Witam, mam taki mały problem, strasznie mnie denerwuje jak po dziurach sie jedzie i tłucze mi sie zacisk, luz jest na tej srubie na klucz wpustowy co sie podnosi jarzmo do góry żeby wymienic klocki. Czy to normalne, da się coś z tym zrobic, problem wystepuje tylko na lewym zacisku. Jakis problemów z hamowaniem nie ma tylko to denerwujące pukanie na dziurach.
pezet3,przerabiałem temat zacisków ostatnio,w moim mk7 nie ma żadnej śruby na klucz wpustowy ,jest trzpień zabezpieczony zawleczką,co ty masz za zaciski?

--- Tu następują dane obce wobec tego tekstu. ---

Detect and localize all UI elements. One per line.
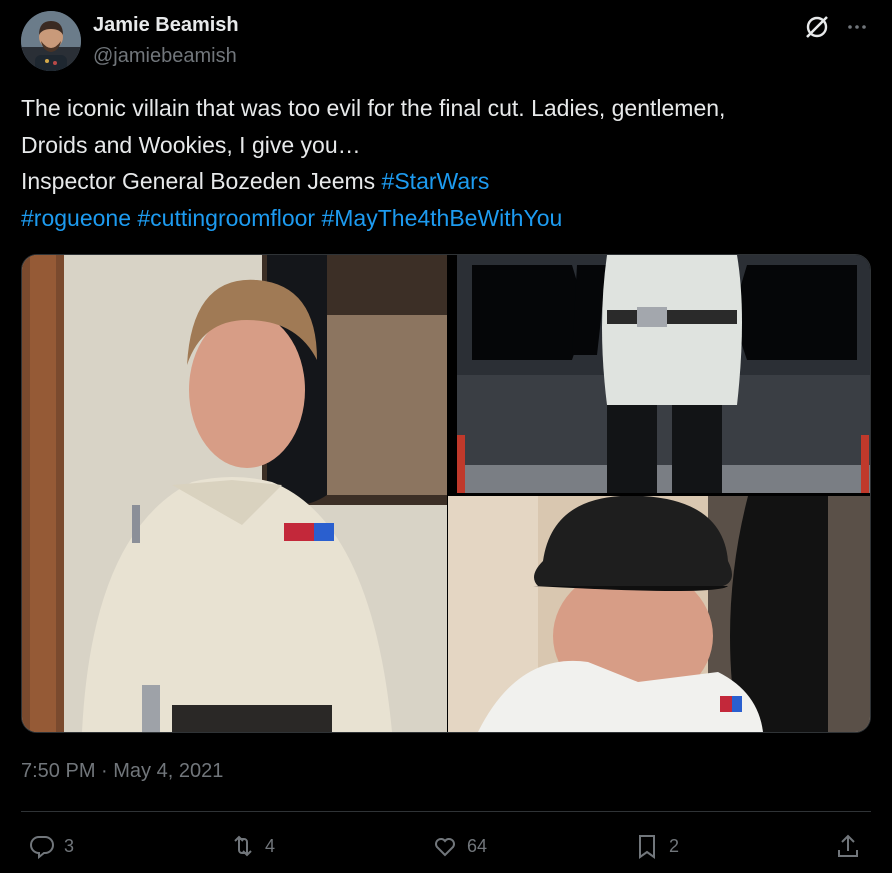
like-button[interactable]: 64 bbox=[431, 832, 487, 860]
repost-count: 4 bbox=[265, 835, 276, 856]
divider bbox=[21, 811, 871, 812]
author-name[interactable]: Jamie Beamish bbox=[93, 14, 239, 37]
tweet-text-line: #rogueone #cuttingroomfloor #MayThe4thBe… bbox=[21, 200, 871, 237]
photo-officer-cap-selfie[interactable] bbox=[448, 496, 870, 732]
photo-uniform-portrait[interactable] bbox=[22, 255, 447, 732]
tweet-text-line: The iconic villain that was too evil for… bbox=[21, 90, 871, 127]
reply-icon bbox=[30, 836, 54, 860]
reply-button[interactable]: 3 bbox=[28, 832, 74, 860]
photo-starship-bridge[interactable] bbox=[457, 255, 870, 493]
bookmark-icon bbox=[639, 835, 655, 859]
tweet-text-line: Inspector General Bozeden Jeems #StarWar… bbox=[21, 163, 871, 200]
tweet-text-line: Droids and Wookies, I give you… bbox=[21, 127, 871, 164]
hashtag-link[interactable]: #StarWars bbox=[382, 168, 490, 194]
user-avatar-icon bbox=[21, 11, 81, 71]
author-handle[interactable]: @jamiebeamish bbox=[93, 45, 237, 68]
hashtag-link[interactable]: #MayThe4thBeWithYou bbox=[321, 205, 562, 231]
tweet-text-segment: Droids and Wookies, I give you… bbox=[21, 131, 361, 158]
repost-icon bbox=[234, 835, 252, 857]
share-icon bbox=[838, 834, 858, 857]
grok-icon[interactable] bbox=[804, 14, 830, 40]
avatar[interactable] bbox=[21, 11, 81, 71]
hashtag-link[interactable]: #rogueone bbox=[21, 205, 131, 231]
share-button[interactable] bbox=[834, 832, 862, 860]
media-grid bbox=[21, 254, 871, 733]
repost-button[interactable]: 4 bbox=[229, 832, 275, 860]
tweet-text-segment: Inspector General Bozeden Jeems bbox=[21, 168, 382, 194]
more-icon[interactable] bbox=[845, 14, 871, 40]
reply-count: 3 bbox=[64, 835, 75, 856]
tweet-text-segment: The iconic villain that was too evil for… bbox=[21, 95, 726, 121]
tweet-timestamp[interactable]: 7:50 PM · May 4, 2021 bbox=[21, 760, 223, 783]
tweet-text: The iconic villain that was too evil for… bbox=[21, 90, 871, 236]
bookmark-count: 2 bbox=[669, 835, 680, 856]
like-count: 64 bbox=[467, 835, 488, 856]
like-icon bbox=[435, 838, 455, 857]
hashtag-link[interactable]: #cuttingroomfloor bbox=[137, 205, 315, 231]
bookmark-button[interactable]: 2 bbox=[633, 832, 679, 860]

Na dole owszem jest sworzen zabezpieczony zawleczka, a u góry jak masz śrube dzięki ktorej odchylasz jarzmo do góry i wlasnie na tej subie jest luz
koledze zapewne chodzi o prowadnice zacisku hamulcowego (to metalowe coś na foto):
http://www.motoneo.pl/img/3/mid/260059.jpg
W tym wypadku najlepiej kupić zestaw naprawczy taki jak na foto (tyle ze nie koniecznie ten numer, bo foto znalazłem w sieci tak dla pokazania o co biega).
Nie zakontaktowałem,trza było napisać prowadnica zacisku,ale tam powinien być minimalny luz,jak chcesz hamować?ewentualnie poleciała któraś z tych osłon met.-gum.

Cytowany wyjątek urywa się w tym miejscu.